Police in Uganda have arrested seven suspected witchdoctors after the headless body of a woman was found in a bush in the capital Kampala. A police spokeswoman told the BBC that shrines and fetishes had been destroyed in the operation. The spokeswoman said a special unit had been set up to deal with ritual murders and dissuade both traditional healers and the public from the practice. Some people believe potions made from human body parts will bring them luck. In neighboring Tanzania, people with albinism have been targeted for such ritual killings. But the body found in the Kampala suburb of Bwaise was not believed to have been an albino. Spokeswoman Judith Nabakooba also said that the police had had to protect the suspected leading witchdoctor after a lynch mob formed to kill him. The headless body was found near his residence, she said. She told the New Vision newspaper that the police had been tipped off after two legs had been found in a pit latrine. Ms. Nabakooba said ritual murders had become a problem in Uganda in recent months. (http://news.bbc.co.uk/2/hi/africa/7880763.stm)

Or consider this related posting from the BBC on July 2, 2008:

Once, albinos used to seek shelter from the sun. Now they have gone into hiding simply to survive, after a series of killings linked to witchcraft. In Tanzania, 25 albinos have been killed in the past year. The latest victim was a seven-month-old baby. He was mutilated on the orders of a witchdoctor peddling the belief that potions made from an albino’s legs, hair, hands, and blood can make a person rich. (http://news.bbc.co.uk/2/hi/africa/7518049.stm)

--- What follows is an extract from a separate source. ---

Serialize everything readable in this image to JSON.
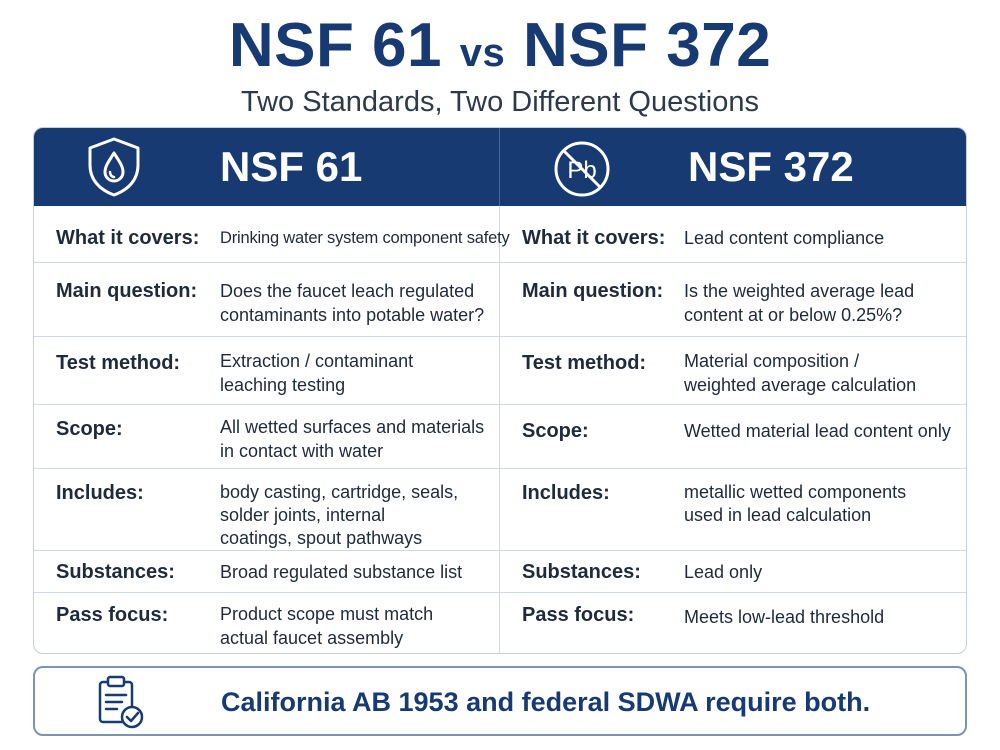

Similar articles continue to appear on African news sites. While the practice of sorcery and witchcraft has been adapted to suit contemporary desires, it is a Durkheimian reality that anthropologists must explain and development and health workers must tackle.

Because we must find an accurate and responsible way to place films like Kung Fu Grandma and Chokora—Surviving on the Street in the context of a classroom setting, perhaps they can be screened alongside a critical reading of pieces that commonly appear in publications like the Economist that propose to report on how well Africa is doing.13 Or the view espoused in so many undergraduate textbooks that all cultures are of equal moral value. Finally, viewing such films may cause students to wonder what happens when a society breaks down and fathers disappear from the lives of their sons—fathers whose absence creates a great presence in these cinematic ventures. It is possible that the rise of Wiccan and other non-Judeo-Christian sects in contemporary North America may be correlated with the rising divorce rate and the growth of single parenthood that continues to be supported by an ideology of strident feminism. The disciplined exploration of such a hypothesis would comprise a worthy project for anthropologists who study their own society.